This research study employed the descriptive survey research design. Locklear (2012) states that

a descriptive study is usually applied to samples in the range 20% to 30% of the population from which

the sample is taken. Kothari (2004) argues that a descriptive survey is concerned with describing,

recording, analysing and interpreting conditions under study. He further posits that this technique

resembles a laboratory research, where the scientist observes and then interprets what has been

observed.
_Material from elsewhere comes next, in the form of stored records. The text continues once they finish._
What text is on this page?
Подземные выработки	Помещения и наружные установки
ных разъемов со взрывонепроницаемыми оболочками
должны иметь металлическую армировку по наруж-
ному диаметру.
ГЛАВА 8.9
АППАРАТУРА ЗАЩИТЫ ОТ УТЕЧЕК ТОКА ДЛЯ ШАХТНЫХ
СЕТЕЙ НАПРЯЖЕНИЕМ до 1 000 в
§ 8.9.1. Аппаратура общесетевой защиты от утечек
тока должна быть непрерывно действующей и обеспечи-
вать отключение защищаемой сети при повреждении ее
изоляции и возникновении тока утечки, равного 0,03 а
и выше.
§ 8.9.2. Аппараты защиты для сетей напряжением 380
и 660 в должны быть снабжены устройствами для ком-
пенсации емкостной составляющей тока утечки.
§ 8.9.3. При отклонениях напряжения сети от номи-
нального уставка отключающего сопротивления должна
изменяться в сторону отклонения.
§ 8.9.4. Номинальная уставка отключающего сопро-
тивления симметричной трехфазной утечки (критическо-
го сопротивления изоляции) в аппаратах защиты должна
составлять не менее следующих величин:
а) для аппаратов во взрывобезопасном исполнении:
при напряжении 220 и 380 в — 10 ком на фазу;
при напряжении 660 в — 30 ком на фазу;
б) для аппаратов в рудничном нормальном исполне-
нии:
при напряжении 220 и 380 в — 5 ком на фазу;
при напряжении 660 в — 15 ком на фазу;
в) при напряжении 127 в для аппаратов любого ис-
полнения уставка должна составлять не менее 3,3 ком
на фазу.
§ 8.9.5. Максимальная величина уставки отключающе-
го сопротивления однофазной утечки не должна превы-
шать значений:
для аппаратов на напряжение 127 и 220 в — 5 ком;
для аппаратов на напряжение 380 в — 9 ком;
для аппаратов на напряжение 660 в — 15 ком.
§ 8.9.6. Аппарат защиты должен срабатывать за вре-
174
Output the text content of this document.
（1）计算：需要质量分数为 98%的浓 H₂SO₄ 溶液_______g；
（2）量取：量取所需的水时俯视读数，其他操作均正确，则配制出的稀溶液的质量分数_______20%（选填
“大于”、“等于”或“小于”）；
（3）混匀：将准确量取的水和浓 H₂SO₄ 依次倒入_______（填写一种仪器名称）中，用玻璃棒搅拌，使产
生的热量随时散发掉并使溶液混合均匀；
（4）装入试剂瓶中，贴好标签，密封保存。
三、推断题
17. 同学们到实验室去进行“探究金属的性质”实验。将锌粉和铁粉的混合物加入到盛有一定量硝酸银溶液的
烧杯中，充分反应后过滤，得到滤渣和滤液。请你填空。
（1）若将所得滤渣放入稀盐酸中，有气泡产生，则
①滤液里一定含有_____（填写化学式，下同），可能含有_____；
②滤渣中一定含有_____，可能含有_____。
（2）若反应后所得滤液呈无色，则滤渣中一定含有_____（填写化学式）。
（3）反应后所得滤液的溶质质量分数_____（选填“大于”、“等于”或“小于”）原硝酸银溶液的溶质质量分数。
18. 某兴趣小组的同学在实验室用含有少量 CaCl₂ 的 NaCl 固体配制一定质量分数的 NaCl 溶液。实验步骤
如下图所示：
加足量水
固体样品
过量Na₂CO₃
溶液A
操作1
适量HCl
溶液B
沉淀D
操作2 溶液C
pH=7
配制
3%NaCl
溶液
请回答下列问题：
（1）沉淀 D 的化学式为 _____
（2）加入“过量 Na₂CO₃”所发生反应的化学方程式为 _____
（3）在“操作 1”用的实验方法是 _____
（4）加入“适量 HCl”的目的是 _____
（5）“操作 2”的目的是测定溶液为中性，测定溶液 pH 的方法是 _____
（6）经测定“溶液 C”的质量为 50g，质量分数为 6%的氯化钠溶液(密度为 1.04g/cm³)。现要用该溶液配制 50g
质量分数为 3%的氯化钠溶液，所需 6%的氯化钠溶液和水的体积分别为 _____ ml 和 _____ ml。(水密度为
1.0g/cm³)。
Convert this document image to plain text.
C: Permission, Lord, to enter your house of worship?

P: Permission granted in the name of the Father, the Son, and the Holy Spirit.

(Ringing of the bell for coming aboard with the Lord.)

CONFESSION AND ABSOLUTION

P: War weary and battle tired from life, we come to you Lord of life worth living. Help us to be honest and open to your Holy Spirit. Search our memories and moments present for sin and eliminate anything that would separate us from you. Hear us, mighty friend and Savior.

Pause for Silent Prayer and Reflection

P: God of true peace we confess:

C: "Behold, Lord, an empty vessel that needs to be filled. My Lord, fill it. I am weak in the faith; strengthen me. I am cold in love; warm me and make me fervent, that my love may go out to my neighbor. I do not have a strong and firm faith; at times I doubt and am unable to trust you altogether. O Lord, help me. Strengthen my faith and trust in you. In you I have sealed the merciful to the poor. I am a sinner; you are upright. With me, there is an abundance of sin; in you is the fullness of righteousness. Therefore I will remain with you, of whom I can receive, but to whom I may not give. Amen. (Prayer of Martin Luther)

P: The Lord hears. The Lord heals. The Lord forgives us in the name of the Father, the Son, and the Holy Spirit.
The sample proportion and nature of the study qualified the researcher to apply the

descriptive survey design on the 8 schools in Zvishavane, with its 16 teachers and 65 learners to enable

a more in-depth study of ethno Mathematics embedded in the culture of the Karanga people.

2.2 Population

The study population comprised 27 secondary schools, about 54 Mathematics teachers and more

than 9000 students altogether in Zvishavane District. It is from this population that the research sample

was taken for the study, while 16 individuals from across the Zvishavane community were involved in





the Karanga cultural games observations and interviews. This district is mainly Karanga community,

and is one of the regions with very poor performance in Mathematics in schools in the country.

2.3 Sampling and Sampling Techniques

The study sample for this research had 8 secondary schools, 15 Mathematics teachers and 65

Form 4 Mathematics learners sampled from the population. Simple random sampling technique was

applied to select secondary schools from the schools list provided at the district education office. Quota

sampling method was employed in selecting teachers and learners. The researcher was allowed access

to the staff list at district education offices for the purposes of this study. There was also a list of all the

district Form 4 learners which had been provided by schools for the purposes of examination electronic

registration. It was from these lists that quota sampling technique was used to ensure ratio gender

representation.

2.4 Instrumentation

To capture the desired data for the study, questionnaires, interviews and observations were

designed to gather information to cover a number of variables, such as the current performance in

Mathematics, evidenced by the pass rates figures obtained from the statistics kept at the education

offices. A questionnaire consists of a multiple choice or closed and open-ended questions, whereby the

closed ones require the “Yes” or “No”, “Agree”, “Disagree” type of questions. The open-ended

questions give room for the respondent to express their opinion freely (Creswell, 2009), although

research subjects can abuse this freedom and give irrelevant information.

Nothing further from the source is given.